Islamic law, sometimes called sharia, earned a definition in the supplement, “Mahr,” the “Islamic religious custom in which a husband enters into a contract to give his wife a designated amount of money either at the time of their marriage or upon divorce.” Mahr is only the second Islamic legal practice defined by the Modern Dictionary for the Legal Profession. The first was “Fatwa,” in the Fourth Edition, published in 2008: an “Islamic religious edict that proclaims a death sentence on an individual.” (Beyer acknowledges the need to revise the definition.)
The 10th edition of Black’s Law Dictionary, edited by Bryan Garner, also appeared in 2014. Its 7,500 new entries comprise long-established terms, such as “rationale,” and new ones, such as “Benchslap: A judge’s sharp rebuke of counsel, a litigant, or perhaps another judge….”

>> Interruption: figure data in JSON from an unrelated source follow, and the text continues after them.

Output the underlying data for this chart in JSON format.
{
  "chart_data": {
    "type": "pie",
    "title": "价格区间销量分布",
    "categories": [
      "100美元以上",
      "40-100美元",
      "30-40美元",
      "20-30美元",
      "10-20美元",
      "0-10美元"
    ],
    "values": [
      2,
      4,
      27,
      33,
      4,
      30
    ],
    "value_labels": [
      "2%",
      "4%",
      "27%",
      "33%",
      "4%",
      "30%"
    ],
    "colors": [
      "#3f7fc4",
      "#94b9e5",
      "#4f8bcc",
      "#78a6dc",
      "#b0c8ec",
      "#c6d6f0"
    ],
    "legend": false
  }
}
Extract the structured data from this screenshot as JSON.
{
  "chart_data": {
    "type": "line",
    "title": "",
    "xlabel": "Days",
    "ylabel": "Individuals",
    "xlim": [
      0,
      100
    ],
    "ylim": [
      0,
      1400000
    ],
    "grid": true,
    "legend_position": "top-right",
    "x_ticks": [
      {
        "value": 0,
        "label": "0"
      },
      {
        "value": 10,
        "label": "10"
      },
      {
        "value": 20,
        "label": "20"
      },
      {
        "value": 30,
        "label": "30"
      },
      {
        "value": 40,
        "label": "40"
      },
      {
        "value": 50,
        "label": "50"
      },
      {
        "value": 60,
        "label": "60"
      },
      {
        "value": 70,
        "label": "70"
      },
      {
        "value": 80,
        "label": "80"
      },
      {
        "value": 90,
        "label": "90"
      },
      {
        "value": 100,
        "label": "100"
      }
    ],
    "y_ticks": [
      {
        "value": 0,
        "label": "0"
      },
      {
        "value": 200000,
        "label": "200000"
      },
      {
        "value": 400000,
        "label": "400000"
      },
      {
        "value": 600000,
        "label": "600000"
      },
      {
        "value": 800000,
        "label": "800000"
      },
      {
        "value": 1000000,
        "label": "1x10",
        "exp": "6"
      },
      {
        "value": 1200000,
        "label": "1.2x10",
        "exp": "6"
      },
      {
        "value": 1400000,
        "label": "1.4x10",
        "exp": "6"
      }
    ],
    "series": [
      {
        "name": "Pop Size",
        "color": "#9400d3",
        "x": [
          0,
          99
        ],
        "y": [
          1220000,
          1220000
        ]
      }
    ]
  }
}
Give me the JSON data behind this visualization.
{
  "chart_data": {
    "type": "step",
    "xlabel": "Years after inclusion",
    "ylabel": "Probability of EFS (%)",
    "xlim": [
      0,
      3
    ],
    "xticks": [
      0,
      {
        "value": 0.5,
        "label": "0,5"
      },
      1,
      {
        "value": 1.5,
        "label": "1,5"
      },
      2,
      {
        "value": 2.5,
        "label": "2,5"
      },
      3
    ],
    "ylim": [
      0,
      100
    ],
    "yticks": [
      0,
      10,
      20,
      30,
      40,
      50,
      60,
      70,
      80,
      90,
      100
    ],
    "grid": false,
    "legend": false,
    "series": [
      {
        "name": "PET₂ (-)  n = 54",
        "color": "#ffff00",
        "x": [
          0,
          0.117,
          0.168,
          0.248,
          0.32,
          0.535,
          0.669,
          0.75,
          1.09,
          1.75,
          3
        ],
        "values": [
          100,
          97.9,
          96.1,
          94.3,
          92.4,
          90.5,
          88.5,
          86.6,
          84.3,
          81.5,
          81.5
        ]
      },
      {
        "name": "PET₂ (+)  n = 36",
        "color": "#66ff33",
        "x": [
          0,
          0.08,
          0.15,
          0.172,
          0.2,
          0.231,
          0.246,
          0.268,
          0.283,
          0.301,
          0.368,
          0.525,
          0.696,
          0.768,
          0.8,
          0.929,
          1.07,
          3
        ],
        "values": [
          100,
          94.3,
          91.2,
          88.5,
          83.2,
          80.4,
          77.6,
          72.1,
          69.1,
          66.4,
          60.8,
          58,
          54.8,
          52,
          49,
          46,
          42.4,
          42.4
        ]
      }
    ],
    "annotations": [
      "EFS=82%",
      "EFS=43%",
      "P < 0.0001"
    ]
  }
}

Oliver Wendell Holmes Jr. wrote in 1899, “A word generally has several meanings, even in the dictionary. You have to consider the sentence in which it stands to decide which of those meanings it bears in the particular case, and very likely will see that it there has a shade of significance more refined than any given in the wordbook.”
Holmes may have been right. But judges do rely on dictionaries. Justice Scalia referred repeatedly to dictionaries in his contentious concurrence in NRLB v. Canning. The case concerns the Recess Appointments Clause; the U.S. Supreme Court issued it on June 26, 2014. Judges’ reliance on dictionaries means that legal lexicography really matters, cases can turn on what “wordbooks” say, and the writer of legal definitions may be powerful indeed – not as powerful as those who write statutes, but powerful nonetheless.